I imagine they also thought about whether their surrender was worse than what was the best walk-away alternative, often referred to as BATNA – best alternative to a negotiated agreement. While their own lives were at stake and they had no way to ensure that the city would be spared after their surrender, perhaps the words of the Burgher Sir Eustache de Saint Pierre indicates why he believed that his sacrifice was preferable to not.
“Gentlemen, it would be a great shame to allow so many people to starve to death, if there were any way of preventing it. And it would be highly pleasing to Our Lord if anyone could save them from such a fate. I have such faith and trust in gaining pardon and grace from Our Lord if I die in the attempt, that I will put myself forward as the first.”
People who are negotiating are often faced with a similar inquiry: what matters to me most, what can I do and/or what can I give up, to ensure that I can retain, protect, or receive this thing that matters.
Often negotiations falter when this articulation of what matters — interests — is overlooked. To approach negotiations in an interest-based way, meaning, to understand what you and the other wants before considering how it can be achieved, and to use that information when creating options, enhances the chance to find a sustainable resolution and more positive expectations for future relationships.
It is difficult to consider in the midst of negotiations what our counterpart feels, believes, or values.
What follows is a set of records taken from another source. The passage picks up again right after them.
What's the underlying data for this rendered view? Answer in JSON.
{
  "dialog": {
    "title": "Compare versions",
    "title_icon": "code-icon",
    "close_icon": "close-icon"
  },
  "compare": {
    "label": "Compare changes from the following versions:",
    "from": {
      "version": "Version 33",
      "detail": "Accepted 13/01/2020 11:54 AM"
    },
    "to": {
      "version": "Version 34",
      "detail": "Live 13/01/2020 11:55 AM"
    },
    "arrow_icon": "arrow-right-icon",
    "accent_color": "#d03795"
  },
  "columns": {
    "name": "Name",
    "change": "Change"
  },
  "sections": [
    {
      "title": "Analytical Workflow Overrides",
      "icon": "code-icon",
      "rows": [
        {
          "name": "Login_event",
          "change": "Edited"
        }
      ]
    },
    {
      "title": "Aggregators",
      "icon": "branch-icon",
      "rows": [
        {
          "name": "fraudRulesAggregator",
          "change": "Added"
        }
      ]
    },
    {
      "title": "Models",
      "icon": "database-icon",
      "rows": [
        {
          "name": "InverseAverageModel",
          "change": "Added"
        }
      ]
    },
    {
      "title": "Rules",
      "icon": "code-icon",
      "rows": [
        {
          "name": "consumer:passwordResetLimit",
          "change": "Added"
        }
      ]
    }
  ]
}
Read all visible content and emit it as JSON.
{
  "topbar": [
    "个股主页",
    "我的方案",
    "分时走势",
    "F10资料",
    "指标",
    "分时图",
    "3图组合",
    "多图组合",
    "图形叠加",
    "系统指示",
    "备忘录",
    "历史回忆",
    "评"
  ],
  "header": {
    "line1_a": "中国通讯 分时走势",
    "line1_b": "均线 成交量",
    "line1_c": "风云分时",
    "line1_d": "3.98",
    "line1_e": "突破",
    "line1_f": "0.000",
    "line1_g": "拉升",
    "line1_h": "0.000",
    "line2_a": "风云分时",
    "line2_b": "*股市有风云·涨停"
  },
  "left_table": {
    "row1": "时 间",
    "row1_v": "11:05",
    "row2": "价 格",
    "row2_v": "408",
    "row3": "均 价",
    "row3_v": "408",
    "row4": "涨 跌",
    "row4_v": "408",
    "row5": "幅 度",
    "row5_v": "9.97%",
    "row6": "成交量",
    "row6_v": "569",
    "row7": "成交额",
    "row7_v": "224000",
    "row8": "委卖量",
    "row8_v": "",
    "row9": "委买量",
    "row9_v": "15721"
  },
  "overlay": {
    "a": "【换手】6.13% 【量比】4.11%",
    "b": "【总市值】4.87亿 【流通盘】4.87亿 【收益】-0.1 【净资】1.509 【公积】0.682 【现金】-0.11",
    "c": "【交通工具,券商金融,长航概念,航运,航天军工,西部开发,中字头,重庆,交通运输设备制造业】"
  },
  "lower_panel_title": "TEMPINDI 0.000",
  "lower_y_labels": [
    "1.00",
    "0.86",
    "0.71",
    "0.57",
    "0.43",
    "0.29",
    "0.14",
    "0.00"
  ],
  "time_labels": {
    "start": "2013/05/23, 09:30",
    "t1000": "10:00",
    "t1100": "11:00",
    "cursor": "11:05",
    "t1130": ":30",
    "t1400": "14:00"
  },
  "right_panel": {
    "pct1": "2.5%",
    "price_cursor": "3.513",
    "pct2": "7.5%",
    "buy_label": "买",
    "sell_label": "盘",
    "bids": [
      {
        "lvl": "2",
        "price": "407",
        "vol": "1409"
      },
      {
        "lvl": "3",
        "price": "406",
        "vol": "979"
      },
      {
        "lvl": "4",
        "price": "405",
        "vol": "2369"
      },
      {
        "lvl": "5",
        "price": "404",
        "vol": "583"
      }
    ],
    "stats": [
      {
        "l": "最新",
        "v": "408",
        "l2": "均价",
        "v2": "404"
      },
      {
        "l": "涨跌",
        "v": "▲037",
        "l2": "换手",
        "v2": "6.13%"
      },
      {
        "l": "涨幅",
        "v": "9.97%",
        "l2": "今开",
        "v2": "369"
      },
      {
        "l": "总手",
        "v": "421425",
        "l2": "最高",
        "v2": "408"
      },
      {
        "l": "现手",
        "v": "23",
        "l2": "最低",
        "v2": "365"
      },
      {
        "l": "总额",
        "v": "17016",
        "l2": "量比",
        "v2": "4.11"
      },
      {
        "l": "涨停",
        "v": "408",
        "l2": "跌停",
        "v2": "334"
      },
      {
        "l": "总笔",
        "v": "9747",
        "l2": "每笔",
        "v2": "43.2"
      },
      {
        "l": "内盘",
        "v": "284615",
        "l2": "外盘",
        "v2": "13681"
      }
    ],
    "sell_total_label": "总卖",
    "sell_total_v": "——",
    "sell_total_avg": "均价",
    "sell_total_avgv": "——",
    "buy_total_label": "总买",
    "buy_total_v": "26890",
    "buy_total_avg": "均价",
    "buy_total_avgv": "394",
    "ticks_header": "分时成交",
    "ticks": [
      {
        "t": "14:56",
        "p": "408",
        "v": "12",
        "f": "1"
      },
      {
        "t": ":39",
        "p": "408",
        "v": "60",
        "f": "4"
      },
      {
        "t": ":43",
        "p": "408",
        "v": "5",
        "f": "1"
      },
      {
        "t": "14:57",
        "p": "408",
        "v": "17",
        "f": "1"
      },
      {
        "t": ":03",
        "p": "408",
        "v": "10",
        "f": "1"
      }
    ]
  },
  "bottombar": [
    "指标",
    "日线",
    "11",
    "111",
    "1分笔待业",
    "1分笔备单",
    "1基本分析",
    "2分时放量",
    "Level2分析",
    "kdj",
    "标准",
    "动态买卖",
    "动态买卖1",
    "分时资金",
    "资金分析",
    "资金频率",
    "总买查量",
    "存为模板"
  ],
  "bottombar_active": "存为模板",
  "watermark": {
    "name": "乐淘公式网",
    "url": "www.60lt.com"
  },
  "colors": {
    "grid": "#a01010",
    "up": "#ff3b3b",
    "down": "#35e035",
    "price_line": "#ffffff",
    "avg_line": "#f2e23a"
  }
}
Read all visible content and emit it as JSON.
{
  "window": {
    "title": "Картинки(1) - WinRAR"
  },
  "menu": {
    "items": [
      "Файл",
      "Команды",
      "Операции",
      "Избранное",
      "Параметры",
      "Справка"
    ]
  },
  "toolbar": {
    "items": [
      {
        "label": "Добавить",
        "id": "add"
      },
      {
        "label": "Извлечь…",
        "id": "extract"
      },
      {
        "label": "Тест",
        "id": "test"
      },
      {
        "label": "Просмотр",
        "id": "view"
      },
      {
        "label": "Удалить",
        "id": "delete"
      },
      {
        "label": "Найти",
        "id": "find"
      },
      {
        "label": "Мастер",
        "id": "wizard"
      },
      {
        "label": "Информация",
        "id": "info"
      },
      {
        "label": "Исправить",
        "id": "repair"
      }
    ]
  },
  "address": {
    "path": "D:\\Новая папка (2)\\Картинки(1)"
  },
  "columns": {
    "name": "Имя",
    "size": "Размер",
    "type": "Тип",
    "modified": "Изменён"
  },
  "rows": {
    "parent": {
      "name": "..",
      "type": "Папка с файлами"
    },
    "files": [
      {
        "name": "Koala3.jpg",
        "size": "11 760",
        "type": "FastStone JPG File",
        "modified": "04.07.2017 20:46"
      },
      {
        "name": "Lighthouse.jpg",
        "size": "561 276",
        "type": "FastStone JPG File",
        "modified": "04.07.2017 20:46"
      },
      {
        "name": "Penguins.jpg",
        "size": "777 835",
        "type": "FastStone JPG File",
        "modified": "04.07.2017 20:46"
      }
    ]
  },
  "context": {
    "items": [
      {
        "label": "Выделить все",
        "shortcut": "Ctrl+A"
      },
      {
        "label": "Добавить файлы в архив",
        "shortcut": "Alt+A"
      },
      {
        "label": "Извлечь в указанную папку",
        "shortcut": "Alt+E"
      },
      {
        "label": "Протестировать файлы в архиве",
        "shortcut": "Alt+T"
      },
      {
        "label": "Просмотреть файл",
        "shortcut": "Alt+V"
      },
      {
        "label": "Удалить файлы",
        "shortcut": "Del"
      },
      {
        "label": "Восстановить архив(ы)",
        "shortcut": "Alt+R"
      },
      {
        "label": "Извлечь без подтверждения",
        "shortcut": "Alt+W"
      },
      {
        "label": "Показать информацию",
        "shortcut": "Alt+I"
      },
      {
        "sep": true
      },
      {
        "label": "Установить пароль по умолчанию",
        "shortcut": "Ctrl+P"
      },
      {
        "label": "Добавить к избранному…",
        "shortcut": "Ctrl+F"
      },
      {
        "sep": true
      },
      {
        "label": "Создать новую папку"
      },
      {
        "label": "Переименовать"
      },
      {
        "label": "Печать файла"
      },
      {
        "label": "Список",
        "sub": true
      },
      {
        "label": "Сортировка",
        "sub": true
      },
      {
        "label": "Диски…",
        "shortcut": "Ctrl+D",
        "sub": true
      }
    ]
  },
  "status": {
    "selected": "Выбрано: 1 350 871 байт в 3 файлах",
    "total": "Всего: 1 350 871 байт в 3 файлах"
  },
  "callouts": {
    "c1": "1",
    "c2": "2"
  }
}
Sometimes people think that the best way to advance his/her own interests is to shut down the other side. This tactic can escalate disputes. Not just because it fuels an emotional reaction, but also because it fuels an escalation of the behavior. In other words, competitive behavior breeds more competitive behavior.*
And, why does that matter? Isn’t it better to just be tough in negotiations and not move? Isn't is better to show a force of power? Well ... you might end up with a siege.
*Deutsch. M ( 1973) The Resolution of Conflict, New Haven, CT: Yale Press. Also coined by Deutsch as the Crude Law of Social Relations, it states “The characteristic processes and effect elicited by a given type of social relationship also tend to elicit that type of social relationship.”